Pasó más tiempo sin que me diera cuenta hasta que el primero de ellos irrumpió en el oleaje, partiendo las olas con pasos significativos y acortando la distancia. Pero entonces se quedó mucho tiempo, esperando hasta que los demás se abrieran a él. Se cogieron de las manos, se alinearon para formar una cadena humana, se aseguraron contra la succión mortal. Veía al primero acercarse, aferrado a esa paja de la esperanza. Se acercó treinta metros más, tal vez veinte metros. Vi la mano que me tendía. Leí las palabras de los labios del salvador. Comprendí que debía aguantar, que no debía rendirme ahora. Estos últimos momentos, desesperados y decisivos, estaban por llegar. Eso era lo único que importaba. Ya nada más.

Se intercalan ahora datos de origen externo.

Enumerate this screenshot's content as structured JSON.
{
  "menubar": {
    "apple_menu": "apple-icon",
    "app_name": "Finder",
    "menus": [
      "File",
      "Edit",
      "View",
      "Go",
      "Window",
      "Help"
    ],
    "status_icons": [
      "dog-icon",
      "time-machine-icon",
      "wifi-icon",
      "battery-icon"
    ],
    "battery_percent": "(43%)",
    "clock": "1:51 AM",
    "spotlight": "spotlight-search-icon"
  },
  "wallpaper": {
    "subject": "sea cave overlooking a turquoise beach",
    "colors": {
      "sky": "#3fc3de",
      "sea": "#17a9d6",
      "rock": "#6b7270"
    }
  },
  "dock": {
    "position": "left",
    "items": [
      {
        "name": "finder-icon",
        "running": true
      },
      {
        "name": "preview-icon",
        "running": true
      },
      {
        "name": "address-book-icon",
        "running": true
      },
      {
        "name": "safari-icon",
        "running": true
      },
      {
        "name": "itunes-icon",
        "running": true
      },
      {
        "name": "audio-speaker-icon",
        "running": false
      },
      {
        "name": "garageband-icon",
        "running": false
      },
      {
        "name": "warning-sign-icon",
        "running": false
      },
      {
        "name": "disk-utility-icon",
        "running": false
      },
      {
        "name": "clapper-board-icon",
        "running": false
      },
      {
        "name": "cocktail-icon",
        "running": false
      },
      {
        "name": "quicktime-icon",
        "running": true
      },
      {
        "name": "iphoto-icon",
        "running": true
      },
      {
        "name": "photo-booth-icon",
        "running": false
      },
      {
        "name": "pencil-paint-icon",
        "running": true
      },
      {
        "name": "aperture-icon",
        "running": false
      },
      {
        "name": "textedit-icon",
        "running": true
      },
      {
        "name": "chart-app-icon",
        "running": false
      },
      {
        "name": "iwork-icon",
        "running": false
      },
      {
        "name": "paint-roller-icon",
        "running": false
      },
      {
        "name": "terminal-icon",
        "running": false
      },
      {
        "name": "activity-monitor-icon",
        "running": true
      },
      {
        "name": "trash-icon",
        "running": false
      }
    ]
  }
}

Luché con ellos por mi vida, con todas mis fuerzas, con todo el valor que aún quedaba en mí. Entonces perdí esta lucha, que me agotó y agotó. Incapaz de mover los brazos, me dejé morir. Mis patadas al nadar se hicieron más cortas y rápidas, consumieron las últimas reservas, perdí toda la coordinación. Ahora mi cuerpo colgaba erguido en el agua. Cada vez era menos capaz de estirar las extremidades y ordenar los movimientos de natación. Mis dedos se extendían, se convertían en garras. Toda sensación de subir y bajar, de ir por delante y por detrás se desvanecía. Un cansancio indescriptible me invadió. Una buena noche de sueño me abrazó, me arrastró a las profundidades. Me entregué. Pero ahí estaba esa mano, de la nada, y en un último y desesperado esfuerzo agarré la mano. El salvador me sacó de la oscuridad y me llevó a la luz.

El joven médico del Medisch Centrum de Alkmaar cerró el cuaderno en el que había escrito mi historia. Después de mi traslado desde la unidad de cuidados intensivos, estuvo sentado junto a mi cama durante mucho tiempo, rastreando mi memoria de vuelta con preguntas suaves y persistentes. Me ayudó a disolver la niebla que rodeaba mi conciencia traumatizada, protegiendo todos los días comatosos desde mi salvación. Los cuidados y la cercanía que me brindó llenaron mi corazón de gratitud. También, por su serena comprensión, cuando la memoria me jugaba malas pasadas, cuando mi historia sonaba confusa, fragmentaria y llena de contradicciones. Vi las conexiones y comprendí que me salvaba. Respiré, pude pensar y hablar y obtener respuestas. Mi camino de vuelta a la vida.

El médico se levantó para salir de la habitación. Se detuvo en la puerta y se volvió "La cadena humana", murmuró, "sigue siendo un misterio. Estabas sola en la playa. El corredor que te encontró llevaba un móvil. No había nadie en la playa más que él".

Le miré fijamente. "¿Ninguna cadena humana? ¿Solo ahí fuera?" Asintió con la cabeza. "¿Y la mano?" Pregunté con sorpresa. "¿Quién me sacó?"

El médico sonrió, asintió con la cabeza y me dejó con el consuelo y la curación de mis confusos y coloridos sueños. ¿Qué debería haber dicho?